Fui criado em um ambiente feminino, com duas irmãs, tia, primas, amigas da tia, das irmãs e das primas que tornaram a infância e boa parte da adolescência repletas de símbolos do universo da mulher. A comida, desse modo, deveria ser uma delas.

Talvez por conta da relativa restrição financeira, que impedia que se fosse muito além do trivial simples, meu repertório culinário sempre foi, nos primeiros anos de vida, muito restrito. Comia-se basicamente para se alimentar, não pelo prazer que uma refeição pudesse proporcionar. Isso apesar a influência italiana de um lado da família e portuguêsa do outro...

Daí a surpresa quando, de repente e não mais que de repente, ali pelos 20 anos, descobri a alegria e a satisfação de cometer um prato de comida que exigisse uma elaboração mínima. Uma descoberta que felizmente me acompanha até hoje.

O primeiro prato, um cozido português, foi perpetrado quando saí da casa dos pais, na então muito longínqua zona leste de São Paulo sem metrô, para morar em Pinheiros, mais perto do local onde minha vida jornalística se iniciava. Convidei a família toda para o apartamento que dividia com o também recentemente evadido de casa João Manuel, amigo-irmão de origem lusitana e que me passou a receita. Que foi realizada com um êxito surpreendente, inclusive para mim. Todos se fartaram com a variedade de carnes e legumes cozidos com temperos muito perfumados. Impossível esquecer como ficou bom o pirão, completamente no ponto.

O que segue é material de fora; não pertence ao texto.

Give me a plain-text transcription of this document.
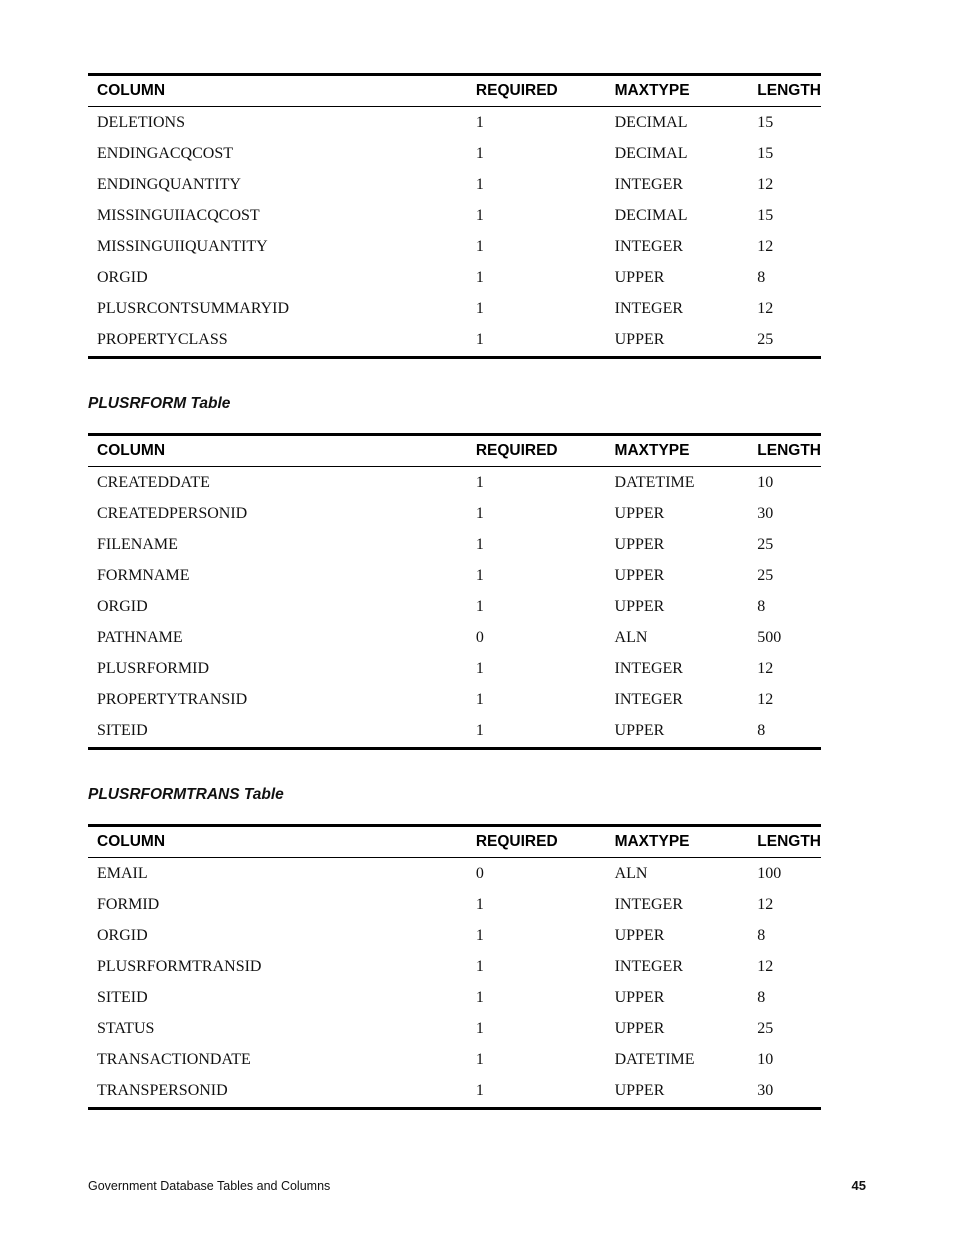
COLUMN	REQUIRED	MAXTYPE	LENGTH
DELETIONS	1	DECIMAL	15
ENDINGACQCOST	1	DECIMAL	15
ENDINGQUANTITY	1	INTEGER	12
MISSINGUIIACQCOST	1	DECIMAL	15
MISSINGUIIQUANTITY	1	INTEGER	12
ORGID	1	UPPER	8
PLUSRCONTSUMMARYID	1	INTEGER	12
PROPERTYCLASS	1	UPPER	25
PLUSRFORM Table
COLUMN	REQUIRED	MAXTYPE	LENGTH
CREATEDDATE	1	DATETIME	10
CREATEDPERSONID	1	UPPER	30
FILENAME	1	UPPER	25
FORMNAME	1	UPPER	25
ORGID	1	UPPER	8
PATHNAME	0	ALN	500
PLUSRFORMID	1	INTEGER	12
PROPERTYTRANSID	1	INTEGER	12
SITEID	1	UPPER	8
PLUSRFORMTRANS Table
COLUMN	REQUIRED	MAXTYPE	LENGTH
EMAIL	0	ALN	100
FORMID	1	INTEGER	12
ORGID	1	UPPER	8
PLUSRFORMTRANSID	1	INTEGER	12
SITEID	1	UPPER	8
STATUS	1	UPPER	25
TRANSACTIONDATE	1	DATETIME	10
TRANSPERSONID	1	UPPER	30
Government Database Tables and Columns	45
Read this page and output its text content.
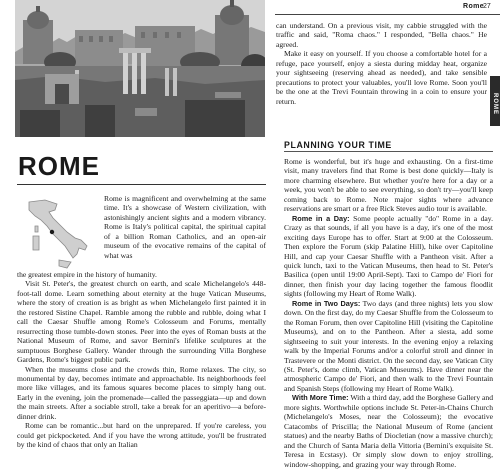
Rome
27
ROME
ROME

Rome is magnificent and overwhelming at the same time. It's a showcase of Western civilization, with astonishingly ancient sights and a modern vibrancy. Rome is Italy's political capital, the spiritual capital of a billion Roman Catholics, and an open-air museum of the evocative remains of the capital of what was

the greatest empire in the history of humanity.

Visit St. Peter's, the greatest church on earth, and scale Michelangelo's 448-foot-tall dome. Learn something about eternity at the huge Vatican Museums, where the story of creation is as bright as when Michelangelo first painted it in the restored Sistine Chapel. Ramble among the rubble and rubble, doing what I call the Caesar Shuffle among Rome's Colosseum and Forums, mentally resurrecting those tumble-down stones. Peer into the eyes of Roman busts at the National Museum of Rome, and savor Bernini's lifelike sculptures at the sumptuous Borghese Gallery. Wander through the surrounding Villa Borghese Gardens, Rome's biggest public park.

When the museums close and the crowds thin, Rome relaxes. The city, so monumental by day, becomes intimate and approachable. Its neighborhoods feel more like villages, and its famous squares become places to simply hang out. Early in the evening, join the promenade—called the passeggiata—up and down the main streets. After a sociable stroll, take a break for an aperitivo—a before-dinner drink.

Rome can be romantic...but hard on the unprepared. If you're careless, you could get pickpocketed. And if you have the wrong attitude, you'll be frustrated by the kind of chaos that only an Italian

can understand. On a previous visit, my cabbie struggled with the traffic and said, "Roma chaos." I responded, "Bella chaos." He agreed.

Make it easy on yourself. If you choose a comfortable hotel for a refuge, pace yourself, enjoy a siesta during midday heat, organize your sightseeing (reserving ahead as needed), and take sensible precautions to protect your valuables, you'll love Rome. Soon you'll be the one at the Trevi Fountain throwing in a coin to ensure your return.

PLANNING YOUR TIME

Rome is wonderful, but it's huge and exhausting. On a first-time visit, many travelers find that Rome is best done quickly—Italy is more charming elsewhere. But whether you're here for a day or a week, you won't be able to see everything, so don't try—you'll keep coming back to Rome. Note major sights where advance reservations are smart or a free Rick Steves audio tour is available.

Rome in a Day: Some people actually "do" Rome in a day. Crazy as that sounds, if all you have is a day, it's one of the most exciting days Europe has to offer. Start at 9:00 at the Colosseum. Then explore the Forum (skip Palatine Hill), hike over Capitoline Hill, and cap your Caesar Shuffle with a Pantheon visit. After a quick lunch, taxi to the Vatican Museums, then head to St. Peter's Basilica (open until 19:00 April-Sept). Taxi to Campo de' Fiori for dinner, then finish your day lacing together the famous floodlit sights (following my Heart of Rome Walk).

Rome in Two Days: Two days (and three nights) lets you slow down. On the first day, do my Caesar Shuffle from the Colosseum to the Roman Forum, then over Capitoline Hill (visiting the Capitoline Museums), and on to the Pantheon. After a siesta, add some sightseeing to suit your interests. In the evening enjoy a relaxing walk by the Imperial Forums and/or a colorful stroll and dinner in Trastevere or the Monti district. On the second day, see Vatican City (St. Peter's, dome climb, Vatican Museums). Have dinner near the atmospheric Campo de' Fiori, and then walk to the Trevi Fountain and Spanish Steps (following my Heart of Rome Walk).

With More Time: With a third day, add the Borghese Gallery and more sights. Worthwhile options include St. Peter-in-Chains Church (Michelangelo's Moses, near the Colosseum); the evocative Catacombs of Priscilla; the National Museum of Rome (ancient statues) and the nearby Baths of Diocletian (now a massive church); and the Church of Santa Maria della Vittoria (Bernini's exquisite St. Teresa in Ecstasy). Or simply slow down to enjoy strolling, window-shopping, and grazing your way through Rome.
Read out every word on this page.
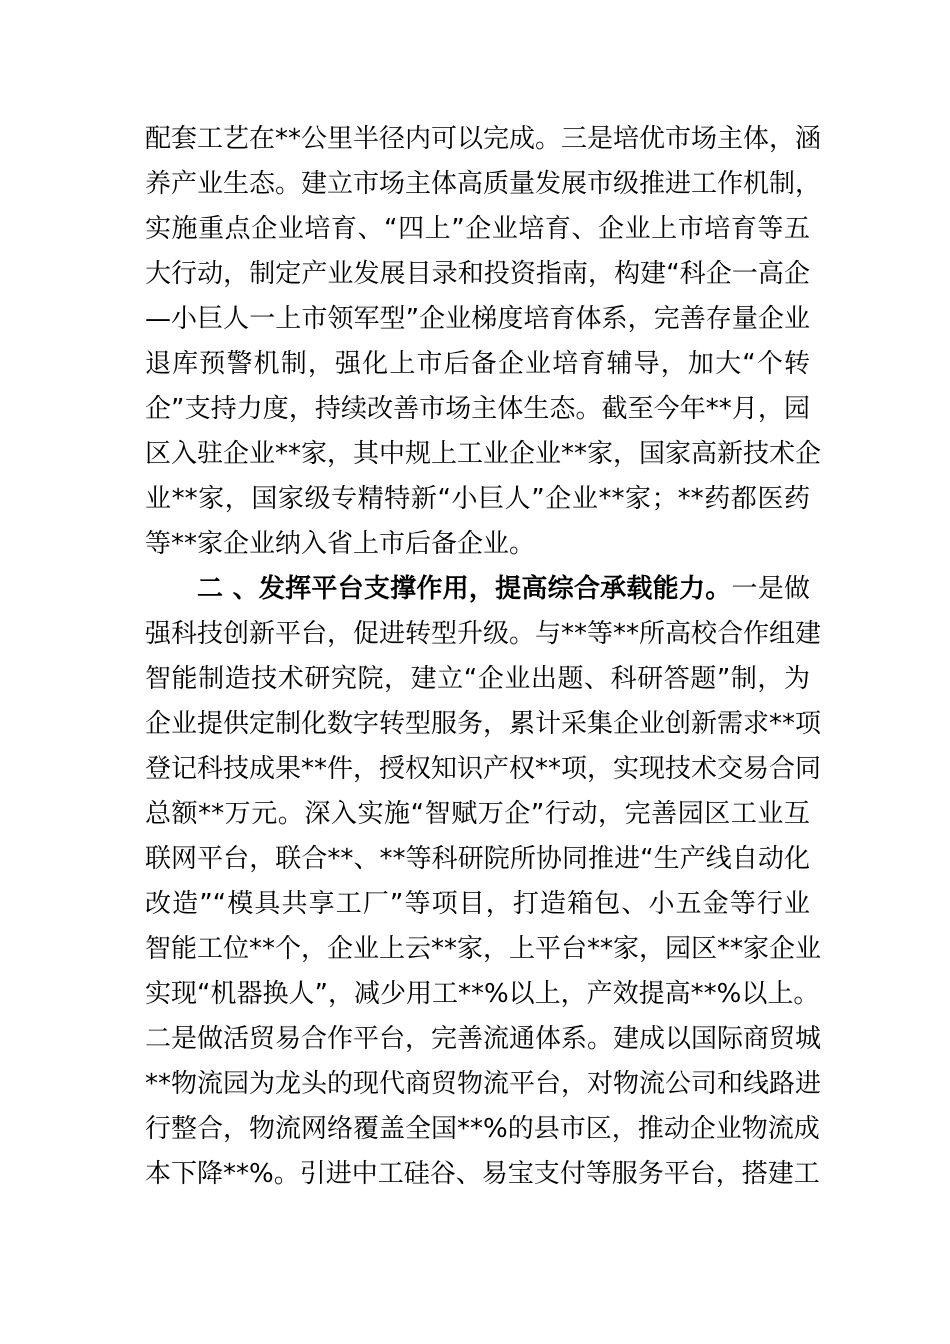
配套工艺在**公里半径内可以完成。三是培优市场主体，涵
养产业生态。建立市场主体高质量发展市级推进工作机制，
实施重点企业培育、“四上”企业培育、企业上市培育等五
大行动，制定产业发展目录和投资指南，构建“科企一高企
—小巨人一上市领军型”企业梯度培育体系，完善存量企业
退库预警机制，强化上市后备企业培育辅导，加大“个转
企”支持力度，持续改善市场主体生态。截至今年**月，园
区入驻企业**家，其中规上工业企业**家，国家高新技术企
业**家，国家级专精特新“小巨人”企业**家；**药都医药
等**家企业纳入省上市后备企业。
二 、发挥平台支撑作用，提高综合承载能力。一是做
强科技创新平台，促进转型升级。与**等**所高校合作组建
智能制造技术研究院，建立“企业出题、科研答题”制，为
企业提供定制化数字转型服务，累计采集企业创新需求**项
登记科技成果**件，授权知识产权**项，实现技术交易合同
总额**万元。深入实施“智赋万企”行动，完善园区工业互
联网平台，联合**、**等科研院所协同推进“生产线自动化
改造”“模具共享工厂”等项目，打造箱包、小五金等行业
智能工位**个，企业上云**家，上平台**家，园区**家企业
实现“机器换人”，减少用工**%以上，产效提高**%以上。
二是做活贸易合作平台，完善流通体系。建成以国际商贸城
**物流园为龙头的现代商贸物流平台，对物流公司和线路进
行整合，物流网络覆盖全国**%的县市区，推动企业物流成
本下降**%。引进中工硅谷、易宝支付等服务平台，搭建工
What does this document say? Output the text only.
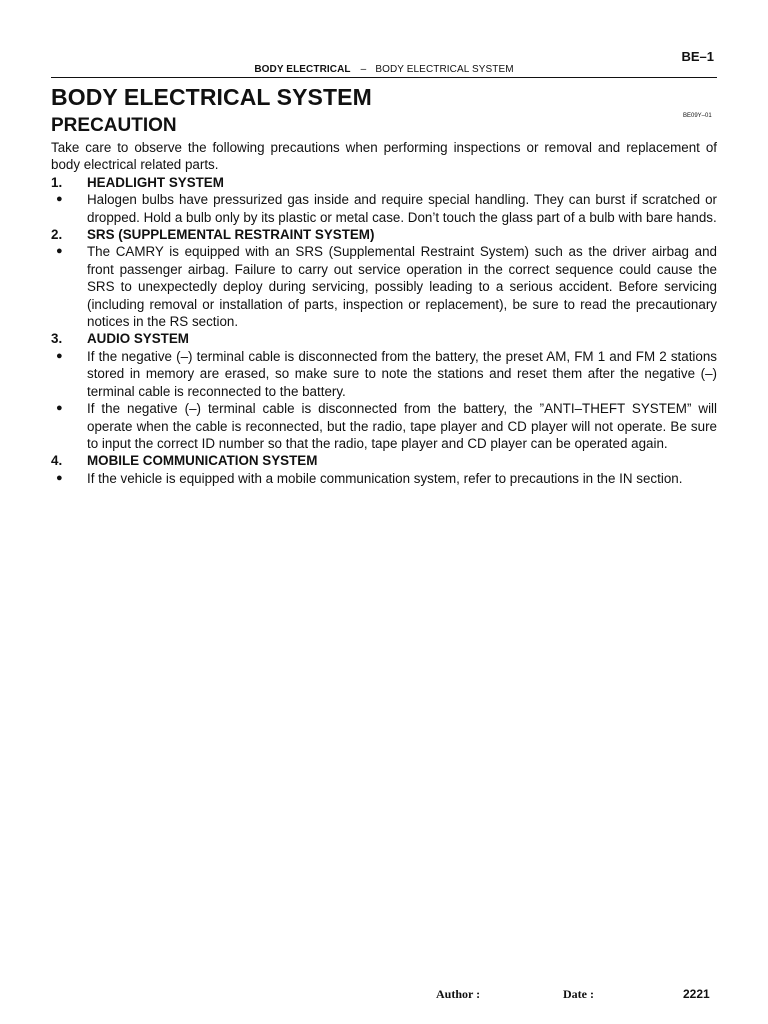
BE–1
BODY ELECTRICAL – BODY ELECTRICAL SYSTEM
BODY ELECTRICAL SYSTEM
PRECAUTION	BE09Y–01

Take care to observe the following precautions when performing inspections or removal and replacement of body electrical related parts.

1.	HEADLIGHT SYSTEM
●	Halogen bulbs have pressurized gas inside and require special handling. They can burst if scratched or dropped. Hold a bulb only by its plastic or metal case. Don’t touch the glass part of a bulb with bare hands.
2.	SRS (SUPPLEMENTAL RESTRAINT SYSTEM)
●	The CAMRY is equipped with an SRS (Supplemental Restraint System) such as the driver airbag and front passenger airbag. Failure to carry out service operation in the correct sequence could cause the SRS to unexpectedly deploy during servicing, possibly leading to a serious accident. Before servicing (including removal or installation of parts, inspection or replacement), be sure to read the precautionary notices in the RS section.
3.	AUDIO SYSTEM
●	If the negative (–) terminal cable is disconnected from the battery, the preset AM, FM 1 and FM 2 stations stored in memory are erased, so make sure to note the stations and reset them after the negative (–) terminal cable is reconnected to the battery.
●	If the negative (–) terminal cable is disconnected from the battery, the ”ANTI–THEFT SYSTEM” will operate when the cable is reconnected, but the radio, tape player and CD player will not operate. Be sure to input the correct ID number so that the radio, tape player and CD player can be operated again.
4.	MOBILE COMMUNICATION SYSTEM
●	If the vehicle is equipped with a mobile communication system, refer to precautions in the IN section.
Author :	Date :	2221
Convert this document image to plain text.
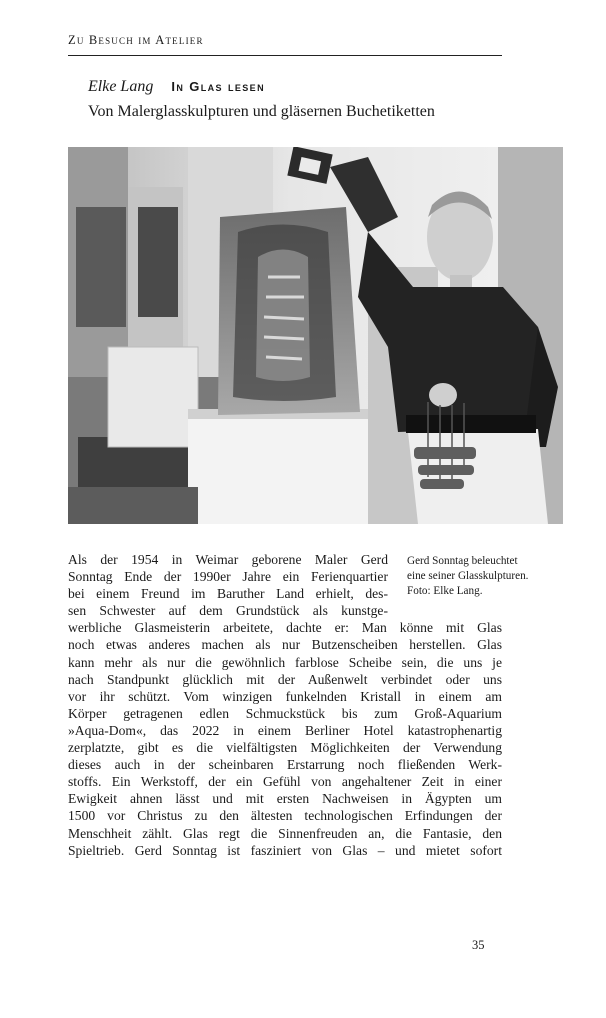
Zu Besuch im Atelier
Elke Lang In Glas lesen
Von Malerglasskulpturen und gläsernen Buchetiketten
Als der 1954 in Weimar geborene Maler Gerd
Sonntag Ende der 1990er Jahre ein Ferienquartier
bei einem Freund im Baruther Land erhielt, des-
sen Schwester auf dem Grundstück als kunstge-
werbliche Glasmeisterin arbeitete, dachte er: Man könne mit Glas
noch etwas anderes machen als nur Butzenscheiben herstellen. Glas
kann mehr als nur die gewöhnlich farblose Scheibe sein, die uns je
nach Standpunkt glücklich mit der Außenwelt verbindet oder uns
vor ihr schützt. Vom winzigen funkelnden Kristall in einem am
Körper getragenen edlen Schmuckstück bis zum Groß-Aquarium
»Aqua-Dom«, das 2022 in einem Berliner Hotel katastrophenartig
zerplatzte, gibt es die vielfältigsten Möglichkeiten der Verwendung
dieses auch in der scheinbaren Erstarrung noch fließenden Werk-
stoffs. Ein Werkstoff, der ein Gefühl von angehaltener Zeit in einer
Ewigkeit ahnen lässt und mit ersten Nachweisen in Ägypten um
1500 vor Christus zu den ältesten technologischen Erfindungen der
Menschheit zählt. Glas regt die Sinnenfreuden an, die Fantasie, den
Spieltrieb. Gerd Sonntag ist fasziniert von Glas – und mietet sofort
Gerd Sonntag beleuchtet
eine seiner Glasskulpturen.
Foto: Elke Lang.
35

Pois é isso: quem se lembra do ponto de um pirão elaborado 30 anos atrás tem mesmo uma relação muito boa com a comida...

E acho que a coisa é mais ou menos assim mesmo: quem tem a ver com as lides do forno e fogão, tem; quem não tem, não tem.

Para quem gosta desse tema, tão antigo quanto o homem e tão em voga hoje em dia, recomendo fortemente o filme "Jules e Julia", da diretora Nora Hebron, com Meryl Streep e Amy Adams. Encantador o desfile de pratos e sensações que além de tudo estabelecem incríveis ligações entre duas gerações, dois mundos distintos, e cujo grande ponto de contato é justamente, mais que o paladar, a capacidade de realizar alguma coisa que vai agradar muito este sentido, desta maneira satisfazendo-se a si próprio.

Em mais de uma ocasião, a personagem de Amy, Julie, deixa claro a importância para ela da personagem de Meryl, Julia, uma mulher fútil que se torna uma grande cozinheira e que, compartilhando seus talentos, praticamente ensinou os EUA a cozinhar, pelo menos a cozinhar à francesa.

"Julia mudou a minha vida", diz Julie, que sofria enfurnada num subúrbio de Nova York e renasce graças ao fantástico universo da gastronomia que descobre na vida e nos livros de Julia.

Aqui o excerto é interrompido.